Using their Positions

This past fall, the U.S. government filed a $120 million suit against Harvard University, the Harvard project's two principals -- Mr. Shleifer and Harvard's on-site director, Jonathan Hay -- and their wives. The suit alleges that the two principals "were using their positions, inside information and influence, as well as USAID-funded resources, to advance their own personal business interests and investments and those of their wives and friends." All the defendants have denied the allegations in the U.S. government's case. It can be argued that USAID was negligent in oversight; it wasn't until 1997 -- after so much damage had been done -- that the agency's inspector general began to investigate.

But bringing to account a few officials and a few of Harvard's best and brightest will treat the symptoms, not the disease. The underlying problem is the U.S. government's decision to permit foreign policy to be conducted through an unaccountable nongovernmental entity that, in turn, provided legitimacy for a group of self-interested insiders from both sides. Under the guise of economic reform and in the name of democracy, the Clinton administration exported a form of politics that resembled the informal and powerful patronage networks that once ran the Soviet Union.

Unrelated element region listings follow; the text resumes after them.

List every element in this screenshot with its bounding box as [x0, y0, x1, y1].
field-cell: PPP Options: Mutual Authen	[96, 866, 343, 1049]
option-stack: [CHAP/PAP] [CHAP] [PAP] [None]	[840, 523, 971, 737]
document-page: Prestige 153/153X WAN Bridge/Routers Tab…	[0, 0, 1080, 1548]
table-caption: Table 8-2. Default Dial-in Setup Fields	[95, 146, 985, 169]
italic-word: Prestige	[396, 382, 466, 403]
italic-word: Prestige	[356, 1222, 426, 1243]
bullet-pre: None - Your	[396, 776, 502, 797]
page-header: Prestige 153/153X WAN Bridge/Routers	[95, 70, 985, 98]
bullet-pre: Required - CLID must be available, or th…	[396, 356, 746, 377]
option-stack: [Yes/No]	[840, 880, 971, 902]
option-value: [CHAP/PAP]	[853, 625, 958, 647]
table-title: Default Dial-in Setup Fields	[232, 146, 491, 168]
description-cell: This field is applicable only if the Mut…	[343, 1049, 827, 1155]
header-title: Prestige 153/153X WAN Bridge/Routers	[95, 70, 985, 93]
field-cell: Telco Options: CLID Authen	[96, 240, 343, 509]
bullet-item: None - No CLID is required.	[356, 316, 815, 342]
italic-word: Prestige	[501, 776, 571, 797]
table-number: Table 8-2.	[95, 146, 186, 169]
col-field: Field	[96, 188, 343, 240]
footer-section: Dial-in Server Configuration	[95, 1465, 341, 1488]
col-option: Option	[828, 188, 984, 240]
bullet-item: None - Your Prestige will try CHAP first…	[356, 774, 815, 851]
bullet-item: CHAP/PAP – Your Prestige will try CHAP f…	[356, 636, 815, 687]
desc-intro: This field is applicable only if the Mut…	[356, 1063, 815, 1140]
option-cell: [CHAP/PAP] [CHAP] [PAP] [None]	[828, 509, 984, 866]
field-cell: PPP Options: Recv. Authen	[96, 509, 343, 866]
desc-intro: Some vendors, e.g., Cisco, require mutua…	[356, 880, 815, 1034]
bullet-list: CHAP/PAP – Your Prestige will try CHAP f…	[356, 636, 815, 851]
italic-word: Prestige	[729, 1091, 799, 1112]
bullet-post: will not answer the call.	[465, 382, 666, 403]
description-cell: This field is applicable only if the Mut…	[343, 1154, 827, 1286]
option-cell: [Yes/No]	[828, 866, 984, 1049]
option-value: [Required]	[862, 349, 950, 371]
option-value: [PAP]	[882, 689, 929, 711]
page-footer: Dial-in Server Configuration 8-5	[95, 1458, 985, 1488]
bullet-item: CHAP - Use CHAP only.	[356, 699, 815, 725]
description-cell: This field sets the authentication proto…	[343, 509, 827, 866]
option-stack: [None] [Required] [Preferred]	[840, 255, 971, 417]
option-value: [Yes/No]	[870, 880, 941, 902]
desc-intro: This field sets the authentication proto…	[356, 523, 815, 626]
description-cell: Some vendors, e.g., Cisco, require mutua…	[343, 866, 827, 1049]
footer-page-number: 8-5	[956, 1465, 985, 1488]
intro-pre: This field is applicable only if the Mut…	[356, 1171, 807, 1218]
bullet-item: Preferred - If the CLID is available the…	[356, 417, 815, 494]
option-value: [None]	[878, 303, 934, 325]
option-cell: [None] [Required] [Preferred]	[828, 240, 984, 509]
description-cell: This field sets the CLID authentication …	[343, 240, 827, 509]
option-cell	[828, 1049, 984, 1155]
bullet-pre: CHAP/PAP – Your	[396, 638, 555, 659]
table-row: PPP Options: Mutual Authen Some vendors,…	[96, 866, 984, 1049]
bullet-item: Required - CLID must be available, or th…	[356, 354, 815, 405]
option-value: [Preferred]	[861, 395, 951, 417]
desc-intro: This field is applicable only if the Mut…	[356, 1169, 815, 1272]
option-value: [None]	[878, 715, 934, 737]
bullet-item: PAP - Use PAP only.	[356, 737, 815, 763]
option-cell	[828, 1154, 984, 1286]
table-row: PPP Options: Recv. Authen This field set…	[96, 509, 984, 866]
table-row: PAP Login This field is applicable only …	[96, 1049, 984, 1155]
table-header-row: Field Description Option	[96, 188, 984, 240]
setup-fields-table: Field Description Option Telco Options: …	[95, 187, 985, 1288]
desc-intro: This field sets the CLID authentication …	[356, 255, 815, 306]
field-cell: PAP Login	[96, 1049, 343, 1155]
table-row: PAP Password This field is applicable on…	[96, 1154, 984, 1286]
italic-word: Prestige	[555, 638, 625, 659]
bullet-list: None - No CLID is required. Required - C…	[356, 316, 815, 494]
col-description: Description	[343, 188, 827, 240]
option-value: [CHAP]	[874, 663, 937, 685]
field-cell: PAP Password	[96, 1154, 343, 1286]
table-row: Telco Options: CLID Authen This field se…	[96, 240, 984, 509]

It is self-defeating when the means of reform instead mirror and reinforce the very clannish and opaque political culture that the U.S. purports to reform. Such behavior breeds cynicism on the part of the recipients of American assistance about democracy, law, and the U.S.

The only way to cure this creeping cynicism is to hold institutions accountable, not just people. The U.S. Congress needs to ask hard questions of USAID. Given the debacle in Russia, what else don't we know?